Have you been drinking means have you consumed any alcohol when you take it in a literal sense. Now to be a bit pedantic, you will have to excuse me because of the nature of the question.. they should ask "Have you been drinking any alcohol in the last 24 hours" if being literal, but that is not critical as it can be assumed the driver understands it is regarding alcohol, but this is not as literal as it seems. This is because:
The officer will run tests to see if the driver is above or below the limit regardless of the response. If the driver says yes, but less than the legal limit then the officer still has to check the level of alcohol so it is actually just a yes or no question that has the same outcome. They would have seen something to want to pull over the driver to begin with.
I don't recall a case where saying yes has reduced a penalty for a drunk driver, this is because when the officer says "Have you been drinking", it is as good as saying "I suspect you have been drinking and we are going to have to run some tests". most of the time.
To summarise : Have you been drinking? and Have you been drinking any alcohol in the last 24 hours? are almost interchangeable in these scenarios even though they have different literal meanings, but logically they mean the same thing and the officer might as well open with "I suspect you have been drinking and we are going to have to run some tests".
I think this is more a question about English than Law though. There is no special meaning legally that is any different from laymen's terms.
Typically, the cop pulling you over is detaining you, which means they have a reasonable suspicion that a crime has been committed and is investigating.
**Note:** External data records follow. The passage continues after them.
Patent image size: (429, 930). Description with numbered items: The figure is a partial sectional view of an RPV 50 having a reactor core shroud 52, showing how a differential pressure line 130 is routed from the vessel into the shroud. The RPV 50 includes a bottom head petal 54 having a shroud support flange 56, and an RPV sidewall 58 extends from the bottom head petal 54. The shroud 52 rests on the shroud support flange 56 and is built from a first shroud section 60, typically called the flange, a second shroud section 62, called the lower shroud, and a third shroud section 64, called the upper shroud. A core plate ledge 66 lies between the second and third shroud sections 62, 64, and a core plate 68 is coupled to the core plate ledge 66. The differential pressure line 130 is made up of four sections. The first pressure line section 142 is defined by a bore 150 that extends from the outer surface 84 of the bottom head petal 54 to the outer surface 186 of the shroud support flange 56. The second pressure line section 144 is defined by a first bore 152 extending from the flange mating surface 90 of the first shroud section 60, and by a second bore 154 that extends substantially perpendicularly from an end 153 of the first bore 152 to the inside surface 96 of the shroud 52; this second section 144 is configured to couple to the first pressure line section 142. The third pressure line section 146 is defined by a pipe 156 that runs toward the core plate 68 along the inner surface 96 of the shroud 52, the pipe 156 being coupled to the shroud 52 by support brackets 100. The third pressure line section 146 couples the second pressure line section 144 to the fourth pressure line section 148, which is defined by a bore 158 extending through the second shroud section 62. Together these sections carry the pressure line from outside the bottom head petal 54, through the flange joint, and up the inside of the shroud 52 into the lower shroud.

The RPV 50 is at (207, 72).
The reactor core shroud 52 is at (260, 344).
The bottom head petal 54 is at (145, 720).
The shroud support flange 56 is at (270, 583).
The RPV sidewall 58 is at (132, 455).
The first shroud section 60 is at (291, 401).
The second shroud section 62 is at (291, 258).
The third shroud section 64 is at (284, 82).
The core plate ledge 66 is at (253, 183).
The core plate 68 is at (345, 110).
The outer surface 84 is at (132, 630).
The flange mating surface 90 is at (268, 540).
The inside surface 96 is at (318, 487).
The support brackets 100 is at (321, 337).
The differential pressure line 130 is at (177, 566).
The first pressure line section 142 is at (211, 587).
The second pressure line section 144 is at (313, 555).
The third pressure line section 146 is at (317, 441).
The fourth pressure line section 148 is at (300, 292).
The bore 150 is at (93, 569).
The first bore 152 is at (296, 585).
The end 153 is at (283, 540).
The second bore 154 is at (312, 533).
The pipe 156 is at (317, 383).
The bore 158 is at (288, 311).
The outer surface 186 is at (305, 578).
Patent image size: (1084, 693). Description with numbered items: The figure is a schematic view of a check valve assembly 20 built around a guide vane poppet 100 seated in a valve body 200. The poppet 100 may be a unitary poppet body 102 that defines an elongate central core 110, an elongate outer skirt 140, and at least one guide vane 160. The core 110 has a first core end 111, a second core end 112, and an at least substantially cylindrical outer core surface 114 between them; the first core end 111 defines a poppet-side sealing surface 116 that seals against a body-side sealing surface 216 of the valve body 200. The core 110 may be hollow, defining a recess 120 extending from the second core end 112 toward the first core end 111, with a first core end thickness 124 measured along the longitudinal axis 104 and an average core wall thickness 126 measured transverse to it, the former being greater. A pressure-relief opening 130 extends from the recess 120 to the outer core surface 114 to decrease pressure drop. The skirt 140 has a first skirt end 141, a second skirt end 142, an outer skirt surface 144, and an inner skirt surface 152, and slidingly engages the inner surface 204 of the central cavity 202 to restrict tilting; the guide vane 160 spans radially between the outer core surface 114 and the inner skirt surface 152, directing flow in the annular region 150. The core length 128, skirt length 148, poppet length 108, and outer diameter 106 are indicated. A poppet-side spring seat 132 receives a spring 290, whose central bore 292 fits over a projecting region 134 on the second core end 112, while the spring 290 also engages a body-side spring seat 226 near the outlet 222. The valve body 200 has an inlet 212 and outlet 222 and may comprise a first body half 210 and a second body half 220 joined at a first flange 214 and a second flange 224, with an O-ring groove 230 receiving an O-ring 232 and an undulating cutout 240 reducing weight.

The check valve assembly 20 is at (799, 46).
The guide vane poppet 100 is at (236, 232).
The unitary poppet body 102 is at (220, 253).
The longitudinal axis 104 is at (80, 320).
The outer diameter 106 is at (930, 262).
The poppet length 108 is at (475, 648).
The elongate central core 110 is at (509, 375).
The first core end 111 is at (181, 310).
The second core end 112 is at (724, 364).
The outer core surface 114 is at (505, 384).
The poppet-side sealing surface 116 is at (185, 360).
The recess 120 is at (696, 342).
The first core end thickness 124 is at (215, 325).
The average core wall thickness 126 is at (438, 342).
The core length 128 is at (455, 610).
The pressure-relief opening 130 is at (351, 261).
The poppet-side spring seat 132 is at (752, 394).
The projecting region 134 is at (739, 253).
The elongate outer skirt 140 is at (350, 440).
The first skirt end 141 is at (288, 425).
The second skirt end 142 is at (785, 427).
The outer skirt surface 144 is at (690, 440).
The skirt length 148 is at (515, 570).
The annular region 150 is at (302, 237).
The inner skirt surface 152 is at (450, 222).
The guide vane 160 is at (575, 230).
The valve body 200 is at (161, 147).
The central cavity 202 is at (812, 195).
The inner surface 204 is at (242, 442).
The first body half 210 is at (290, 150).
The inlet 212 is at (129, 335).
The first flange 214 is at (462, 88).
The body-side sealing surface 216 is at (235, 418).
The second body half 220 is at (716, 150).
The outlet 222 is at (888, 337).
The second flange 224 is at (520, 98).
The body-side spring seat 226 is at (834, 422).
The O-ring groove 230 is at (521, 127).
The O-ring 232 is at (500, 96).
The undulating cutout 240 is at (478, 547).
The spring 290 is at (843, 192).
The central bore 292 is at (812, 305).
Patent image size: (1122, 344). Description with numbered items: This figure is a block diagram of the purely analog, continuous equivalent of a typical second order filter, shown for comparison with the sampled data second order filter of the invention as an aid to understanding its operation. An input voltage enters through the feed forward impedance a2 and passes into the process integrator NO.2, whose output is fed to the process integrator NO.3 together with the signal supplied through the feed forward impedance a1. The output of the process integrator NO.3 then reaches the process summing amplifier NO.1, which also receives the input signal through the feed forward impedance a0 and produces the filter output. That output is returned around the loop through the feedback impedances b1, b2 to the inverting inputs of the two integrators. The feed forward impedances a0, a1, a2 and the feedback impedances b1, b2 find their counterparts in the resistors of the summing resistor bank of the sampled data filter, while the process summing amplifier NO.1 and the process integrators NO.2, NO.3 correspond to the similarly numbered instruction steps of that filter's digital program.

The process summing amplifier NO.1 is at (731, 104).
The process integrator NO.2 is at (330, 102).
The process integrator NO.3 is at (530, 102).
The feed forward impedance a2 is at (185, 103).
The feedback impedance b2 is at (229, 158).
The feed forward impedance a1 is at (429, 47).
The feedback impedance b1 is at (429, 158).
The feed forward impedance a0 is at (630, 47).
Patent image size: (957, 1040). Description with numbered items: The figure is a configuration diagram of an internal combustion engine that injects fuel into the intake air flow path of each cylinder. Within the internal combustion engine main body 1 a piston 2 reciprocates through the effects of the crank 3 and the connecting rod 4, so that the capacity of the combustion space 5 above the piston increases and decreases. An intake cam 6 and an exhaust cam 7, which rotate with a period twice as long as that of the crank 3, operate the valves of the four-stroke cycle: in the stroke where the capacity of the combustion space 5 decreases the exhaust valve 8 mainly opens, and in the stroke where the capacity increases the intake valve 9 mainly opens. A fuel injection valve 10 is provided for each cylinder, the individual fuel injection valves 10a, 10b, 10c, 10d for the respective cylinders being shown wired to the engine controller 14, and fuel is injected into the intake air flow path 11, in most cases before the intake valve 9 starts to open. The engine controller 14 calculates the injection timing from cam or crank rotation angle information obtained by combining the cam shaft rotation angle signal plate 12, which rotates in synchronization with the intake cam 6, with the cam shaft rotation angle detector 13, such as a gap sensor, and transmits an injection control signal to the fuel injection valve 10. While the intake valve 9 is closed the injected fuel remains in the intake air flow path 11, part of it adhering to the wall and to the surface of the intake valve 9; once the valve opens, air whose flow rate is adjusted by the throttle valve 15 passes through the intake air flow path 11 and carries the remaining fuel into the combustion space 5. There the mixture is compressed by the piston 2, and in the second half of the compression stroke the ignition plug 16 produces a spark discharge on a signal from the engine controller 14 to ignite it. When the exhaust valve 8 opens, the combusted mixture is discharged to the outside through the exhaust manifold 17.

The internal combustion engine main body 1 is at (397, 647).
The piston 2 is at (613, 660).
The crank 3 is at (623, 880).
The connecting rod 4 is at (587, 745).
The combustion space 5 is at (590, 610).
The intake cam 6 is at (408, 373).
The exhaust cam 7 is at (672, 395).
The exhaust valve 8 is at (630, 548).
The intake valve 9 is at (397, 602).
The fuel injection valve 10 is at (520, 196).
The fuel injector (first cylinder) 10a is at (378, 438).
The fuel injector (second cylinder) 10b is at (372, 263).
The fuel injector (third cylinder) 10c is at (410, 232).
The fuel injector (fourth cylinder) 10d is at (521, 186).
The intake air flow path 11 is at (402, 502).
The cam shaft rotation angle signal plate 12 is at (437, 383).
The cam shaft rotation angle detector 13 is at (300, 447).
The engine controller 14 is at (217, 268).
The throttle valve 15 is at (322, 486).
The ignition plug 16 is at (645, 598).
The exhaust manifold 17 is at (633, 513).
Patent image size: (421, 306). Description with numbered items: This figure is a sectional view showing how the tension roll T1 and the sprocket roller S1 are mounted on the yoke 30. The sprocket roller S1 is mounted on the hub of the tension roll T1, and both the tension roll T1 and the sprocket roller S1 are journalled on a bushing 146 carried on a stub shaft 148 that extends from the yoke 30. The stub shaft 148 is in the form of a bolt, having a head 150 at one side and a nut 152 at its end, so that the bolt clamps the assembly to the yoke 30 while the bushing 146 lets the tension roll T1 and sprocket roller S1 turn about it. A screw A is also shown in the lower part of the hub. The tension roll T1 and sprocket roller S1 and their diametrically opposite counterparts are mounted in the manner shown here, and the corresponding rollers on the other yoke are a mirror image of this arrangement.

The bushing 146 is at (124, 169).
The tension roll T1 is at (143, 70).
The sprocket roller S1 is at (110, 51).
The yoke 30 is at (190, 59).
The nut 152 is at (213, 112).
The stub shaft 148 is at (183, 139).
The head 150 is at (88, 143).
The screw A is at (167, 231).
While you cannot leave the scene until the investigation is resolved, you do not have to answer any questions posed to you (save for providing identification) though statements against your interests, if made, can be used against you in the court of law (Cop: Sir, have you been drinking? Driver: Which one of you wants to know hic? are not in your interests).
It can be debatable if they can even use the statements against you in court because of Miranda rules, but there's probably a legal excuse to get them admitted. Really, the purpose of asking is many people (especially drunks. As Ron White recalled from a time he got drunk and police became involved "I had the right to remain silent, but I did not have the ability") would rather verbally defend themselves against the accusation and volunteer information. It could be "I had a glass of wine with dinner before going to see a 2 hour 45 minute (with previews) film and then drove home after we had ice cream and discussed the terrible film for another 45 minutes" or "I'm not as think as you drunk I am." In the later case, it might explain a BAC higher than 0 but less than the legal limit... as an adult would have probably metabolized the alcohol to a safe to drive BAC by that time. In the former, you'll surely be asked to step out of the car, sir.
As Admiral Ackbar so famously said. It is a trap. You have the right to remain silent. If you use this right when dealing with police your chance at a better outcome improves drastically.
Dont speak to them. They are not your friends. You are not obligated to tell them anything. In fact you have the right not to say anything.
Nothing good can come from talking with them and no inference of your guilt can be made from you exercise your right to keep you trap shut.
What the miranda rights conveniently omits is that what you say can be used against you but nothing you say in an interrogation can be used in your defense.
There is literarly no way in which speaking to police in any way further than providing them with an alibi is in your own personal best interest.